Despite her harrowing experience, Orlanda has praise for the staff at the hospital, recalling how lovely they were, making the unspeakable event a little less painful. “We were asked if we wanted an experienced bereavement photographer”, she recalls, “and he took some family photos at the hospital, which we now have as a slide show on a USB stick, accompanied with a beautiful song.”
Research into stillbirths shows that, in 2018, the neonatal mortality rate remained the same as in 2017, at 2.8 deaths per 1,000 live births in England and Wales (www.ons.gov.uk). In addition, the same year Orlanda lost her beautiful baby daughter, the stillbirth rate in England reached its lowest level on record, at 4.0 stillbirths per 1,000 births. Such statistics are promising, but why did Orlanda have to live through every birthing person’s worst nightmare?
Orlanda explains that the results from Sophia’s post-mortem showed that Orlanda’s placenta had prematurely separated from the uterus, three weeks prior to Sophia’s stillbirth. Sophia was three weeks smaller than her gestation size should have been at 27 weeks. The consultant concluded that the issue could have been detected, had Orlanda been monitored more closely, as well as been measured properly and been attached to a monitor for a lengthy period of time. Sophia’s death was put down to negligence.
Women’s Health Magazine cites a similar story, ironically from the same year as Sophia came into this world still. Serena Williams, the black professional tennis player, explained how she had not received correct initial treatment by doctors after she had given birth. She had experienced post-birth blood clotting issues which could have proven fatal. Both Orlanda’s and Serena’s accounts highlight a wider issue, namely that of the increased risk for Black women and babies in the UK. Women’s Health notes that “Black women in the UK are five times more than likely to die in childbirth than their white counterparts; that Black pregnant women are eight times more likely to be admitted to hospital with COVID-19; that Black babies have a 121% increased risk of being stillborn and a 50% increased risk of dying within 28 days of birth compared with white babies. These issues affect Black women no matter how high up the poles of money and influence they climb” (www.womenshealthmag.com/uk/health/a33323338/black-maternal-care/).
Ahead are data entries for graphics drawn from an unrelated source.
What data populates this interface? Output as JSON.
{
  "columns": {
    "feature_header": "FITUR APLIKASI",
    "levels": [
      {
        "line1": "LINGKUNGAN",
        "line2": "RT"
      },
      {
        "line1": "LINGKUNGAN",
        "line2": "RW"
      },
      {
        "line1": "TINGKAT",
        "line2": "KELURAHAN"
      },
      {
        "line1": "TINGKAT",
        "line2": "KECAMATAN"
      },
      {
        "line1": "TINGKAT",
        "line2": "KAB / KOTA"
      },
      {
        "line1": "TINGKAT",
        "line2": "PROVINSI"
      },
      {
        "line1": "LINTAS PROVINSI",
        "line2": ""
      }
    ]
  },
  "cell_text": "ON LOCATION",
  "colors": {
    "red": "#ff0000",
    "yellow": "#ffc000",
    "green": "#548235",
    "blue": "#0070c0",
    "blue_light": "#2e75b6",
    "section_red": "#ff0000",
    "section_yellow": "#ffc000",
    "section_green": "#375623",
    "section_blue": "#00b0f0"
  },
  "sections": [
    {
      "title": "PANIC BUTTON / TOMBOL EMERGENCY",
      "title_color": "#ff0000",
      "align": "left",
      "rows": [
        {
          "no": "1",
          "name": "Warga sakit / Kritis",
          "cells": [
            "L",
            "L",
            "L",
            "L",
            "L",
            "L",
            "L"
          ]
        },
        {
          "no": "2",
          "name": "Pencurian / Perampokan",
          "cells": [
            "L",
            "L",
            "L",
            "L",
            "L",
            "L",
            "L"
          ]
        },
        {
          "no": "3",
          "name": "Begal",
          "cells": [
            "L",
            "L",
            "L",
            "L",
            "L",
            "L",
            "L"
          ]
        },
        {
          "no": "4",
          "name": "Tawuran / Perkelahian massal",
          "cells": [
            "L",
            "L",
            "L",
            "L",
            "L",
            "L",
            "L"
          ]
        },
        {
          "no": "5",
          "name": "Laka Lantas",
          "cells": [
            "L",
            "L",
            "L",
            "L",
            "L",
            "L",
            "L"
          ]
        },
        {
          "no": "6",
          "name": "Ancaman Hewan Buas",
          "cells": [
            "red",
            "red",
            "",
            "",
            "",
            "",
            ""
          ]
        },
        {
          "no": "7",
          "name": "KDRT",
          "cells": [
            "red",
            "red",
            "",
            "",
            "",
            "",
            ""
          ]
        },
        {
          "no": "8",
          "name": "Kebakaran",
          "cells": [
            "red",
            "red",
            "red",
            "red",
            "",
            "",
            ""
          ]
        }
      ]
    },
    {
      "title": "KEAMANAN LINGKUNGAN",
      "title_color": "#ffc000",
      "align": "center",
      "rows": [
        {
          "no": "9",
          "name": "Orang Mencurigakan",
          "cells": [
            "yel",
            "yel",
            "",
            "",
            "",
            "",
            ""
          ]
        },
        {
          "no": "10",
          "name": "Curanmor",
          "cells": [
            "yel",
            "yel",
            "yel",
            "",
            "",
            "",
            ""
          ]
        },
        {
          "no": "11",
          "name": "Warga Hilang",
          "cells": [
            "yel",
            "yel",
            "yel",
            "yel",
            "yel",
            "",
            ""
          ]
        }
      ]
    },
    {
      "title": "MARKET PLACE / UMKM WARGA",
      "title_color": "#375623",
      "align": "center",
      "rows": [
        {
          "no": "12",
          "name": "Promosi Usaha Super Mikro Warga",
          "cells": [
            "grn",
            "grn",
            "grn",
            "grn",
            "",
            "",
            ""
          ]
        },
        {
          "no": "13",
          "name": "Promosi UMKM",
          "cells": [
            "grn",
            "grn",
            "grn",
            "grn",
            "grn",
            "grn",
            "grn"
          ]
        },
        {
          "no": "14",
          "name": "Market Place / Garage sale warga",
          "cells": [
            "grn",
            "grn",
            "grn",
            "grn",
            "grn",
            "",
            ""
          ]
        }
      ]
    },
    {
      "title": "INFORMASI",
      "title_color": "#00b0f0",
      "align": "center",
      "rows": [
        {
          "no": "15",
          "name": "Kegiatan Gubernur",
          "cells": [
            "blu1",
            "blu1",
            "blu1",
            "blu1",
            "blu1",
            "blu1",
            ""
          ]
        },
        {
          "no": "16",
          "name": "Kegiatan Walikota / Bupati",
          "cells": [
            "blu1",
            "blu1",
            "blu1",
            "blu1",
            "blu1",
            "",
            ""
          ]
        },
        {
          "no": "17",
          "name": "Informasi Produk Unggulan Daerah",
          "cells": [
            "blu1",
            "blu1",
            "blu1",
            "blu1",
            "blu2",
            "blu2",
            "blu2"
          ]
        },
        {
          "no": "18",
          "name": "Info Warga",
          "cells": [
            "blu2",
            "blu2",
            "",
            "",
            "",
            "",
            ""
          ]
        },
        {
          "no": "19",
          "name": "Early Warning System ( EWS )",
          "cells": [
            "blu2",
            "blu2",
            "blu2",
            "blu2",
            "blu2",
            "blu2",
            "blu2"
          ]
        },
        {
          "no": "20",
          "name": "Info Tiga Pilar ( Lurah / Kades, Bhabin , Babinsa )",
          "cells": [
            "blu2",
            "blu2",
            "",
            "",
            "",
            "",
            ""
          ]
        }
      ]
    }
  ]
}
Two years on, and Orlanda admits that the pain is still as raw as before. “You just learn how to cope a bit better, especially when you have a toddler to take care of.” Orlanda has since given birth to a little boy, her rainbow baby, but the family doesn’t spend a day without thinking or speaking of their beautiful baby girl Sophia. “We are a family of five, not four. Sophia is our darling angel.”
Orlanda has huge praise for a charity named 4Louis, a UK charity which works across the country to support anyone affected by miscarriage, stillbirth and the death of a baby or child (https://4louis.co.uk/). “They do an amazing job and gave us a beautiful memory box with lots of different things inside, such as teddy bears, a candle, a card to write in, hand & foot print moulds and many other things. We still have Sophia’s little box which has a lock of hair, her cord, the first outfit she wore & many other sentimental items. I couldn’t thank them enough”, Orlanda says.
Whilst Orlanda’s story of loss and bereavement ends here for us, the pain and heartbreak for her family will never go away. What is also clear is, that there is still a lot of work to be done, and that Orlanda and Sophia’s family have been let down by a system that should have cared for them and made both their lives a priority.